Tensor raw memory organization


I am developing models that are exported through ONNX and used by TensorRT. However, I am not observing the same results (not even similar) for the same images processed by the two executors (native pytorch and tensorrt). My first hunch was data loading and memory organization.

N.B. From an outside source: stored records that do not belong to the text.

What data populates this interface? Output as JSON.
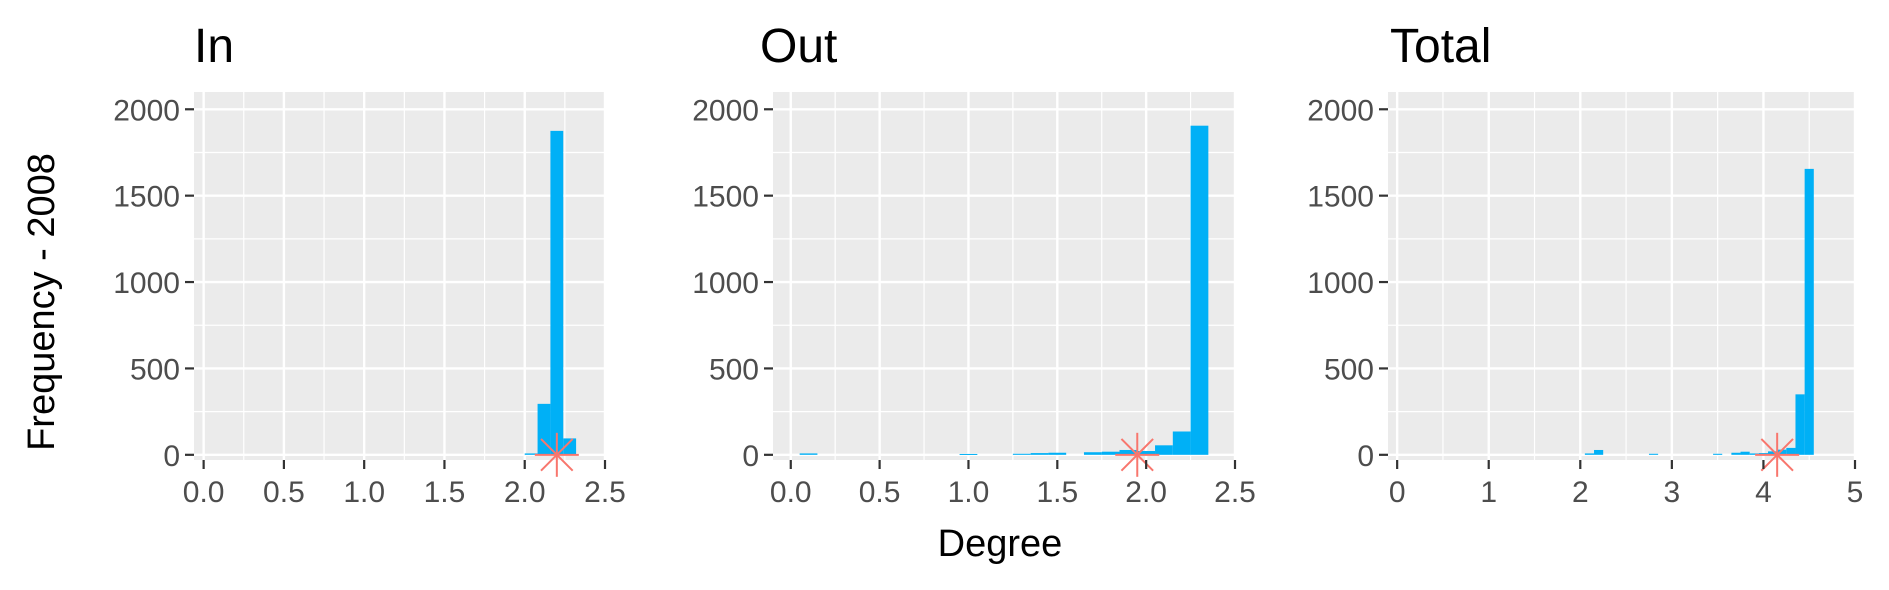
{
  "chart_data": {
    "type": "bar",
    "shared_ylabel": "Frequency - 2008",
    "shared_xlabel": "Degree",
    "colors": {
      "bar": "#00b0f6",
      "marker": "#f8766d",
      "panel_bg": "#ebebeb",
      "grid": "#ffffff"
    },
    "marker_shape": "asterisk",
    "grid": true,
    "panels": [
      {
        "title": "In",
        "xlim": [
          -0.06,
          2.5
        ],
        "ylim": [
          -30,
          2100
        ],
        "xticks": [
          0,
          0.5,
          1,
          1.5,
          2,
          2.5
        ],
        "xtick_labels": [
          "0.0",
          "0.5",
          "1.0",
          "1.5",
          "2.0",
          "2.5"
        ],
        "yticks": [
          0,
          500,
          1000,
          1500,
          2000
        ],
        "ytick_labels": [
          "0",
          "500",
          "1000",
          "1500",
          "2000"
        ],
        "bin_width": 0.08,
        "bars": [
          {
            "x": 2.04,
            "y": 8
          },
          {
            "x": 2.12,
            "y": 295
          },
          {
            "x": 2.2,
            "y": 1875
          },
          {
            "x": 2.28,
            "y": 95
          }
        ],
        "marker": {
          "x": 2.2,
          "y": 0
        }
      },
      {
        "title": "Out",
        "xlim": [
          -0.1,
          2.5
        ],
        "ylim": [
          -30,
          2100
        ],
        "xticks": [
          0,
          0.5,
          1,
          1.5,
          2,
          2.5
        ],
        "xtick_labels": [
          "0.0",
          "0.5",
          "1.0",
          "1.5",
          "2.0",
          "2.5"
        ],
        "yticks": [
          0,
          500,
          1000,
          1500,
          2000
        ],
        "ytick_labels": [
          "0",
          "500",
          "1000",
          "1500",
          "2000"
        ],
        "bin_width": 0.1,
        "bars": [
          {
            "x": 0.1,
            "y": 8
          },
          {
            "x": 1.0,
            "y": 5
          },
          {
            "x": 1.3,
            "y": 6
          },
          {
            "x": 1.4,
            "y": 10
          },
          {
            "x": 1.5,
            "y": 12
          },
          {
            "x": 1.7,
            "y": 15
          },
          {
            "x": 1.8,
            "y": 18
          },
          {
            "x": 1.9,
            "y": 28
          },
          {
            "x": 2.0,
            "y": 22
          },
          {
            "x": 2.1,
            "y": 55
          },
          {
            "x": 2.2,
            "y": 135
          },
          {
            "x": 2.3,
            "y": 1905
          }
        ],
        "marker": {
          "x": 1.95,
          "y": 0
        }
      },
      {
        "title": "Total",
        "xlim": [
          -0.1,
          5.0
        ],
        "ylim": [
          -30,
          2100
        ],
        "xticks": [
          0,
          1,
          2,
          3,
          4,
          5
        ],
        "xtick_labels": [
          "0",
          "1",
          "2",
          "3",
          "4",
          "5"
        ],
        "yticks": [
          0,
          500,
          1000,
          1500,
          2000
        ],
        "ytick_labels": [
          "0",
          "500",
          "1000",
          "1500",
          "2000"
        ],
        "bin_width": 0.1,
        "bars": [
          {
            "x": 2.1,
            "y": 8
          },
          {
            "x": 2.2,
            "y": 28
          },
          {
            "x": 2.8,
            "y": 6
          },
          {
            "x": 3.5,
            "y": 6
          },
          {
            "x": 3.7,
            "y": 12
          },
          {
            "x": 3.8,
            "y": 18
          },
          {
            "x": 3.9,
            "y": 8
          },
          {
            "x": 4.0,
            "y": 10
          },
          {
            "x": 4.1,
            "y": 20
          },
          {
            "x": 4.2,
            "y": 30
          },
          {
            "x": 4.3,
            "y": 40
          },
          {
            "x": 4.4,
            "y": 350
          },
          {
            "x": 4.5,
            "y": 1655
          }
        ],
        "marker": {
          "x": 4.15,
          "y": 0
        }
      }
    ]
  }
}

I want to compare the memory fed into executors and be sure that different executors work over the same data.

The questions:
How is tensor organized in raw memory?
Where is up in the image loaded by torchvision.io.read_image or is origin in upper left corner or lower left corner?
How do I print out raw memory of tensor? One of the things I tried print(X.data_ptr().to_bytes(batchchannelsheightwidth(4 bytes per float), sys.byteorder)) however, I got a lot of \x00\x00\x00\x00\x00\x00\x00\x00\x00\x00\x00\x00\x00\x00\x00\x00\x00\x00\x00\x00\x00\x00\x00\x00… which seems incorrect

In TensorRT the memory is organized following:

  • batch offset → w*h*c*i; where i is batch number
  • channel offset → batch offset + w*h*i; where i is channel index
  • row offset → channel offset + w*i; where i is image row index
  • data element (column element) → row offset + i; where i is element index
    Assuming that the pointer is of matching data type.
    Where w is width, h is height, c is number of channels, and origin of the image is in upper left corner.

By default PyTorch uses the channels-first layout as [batch_size, channels, height, width].
I’m not familiar with your use case, but wouldn’t the torch_tensorrt module work?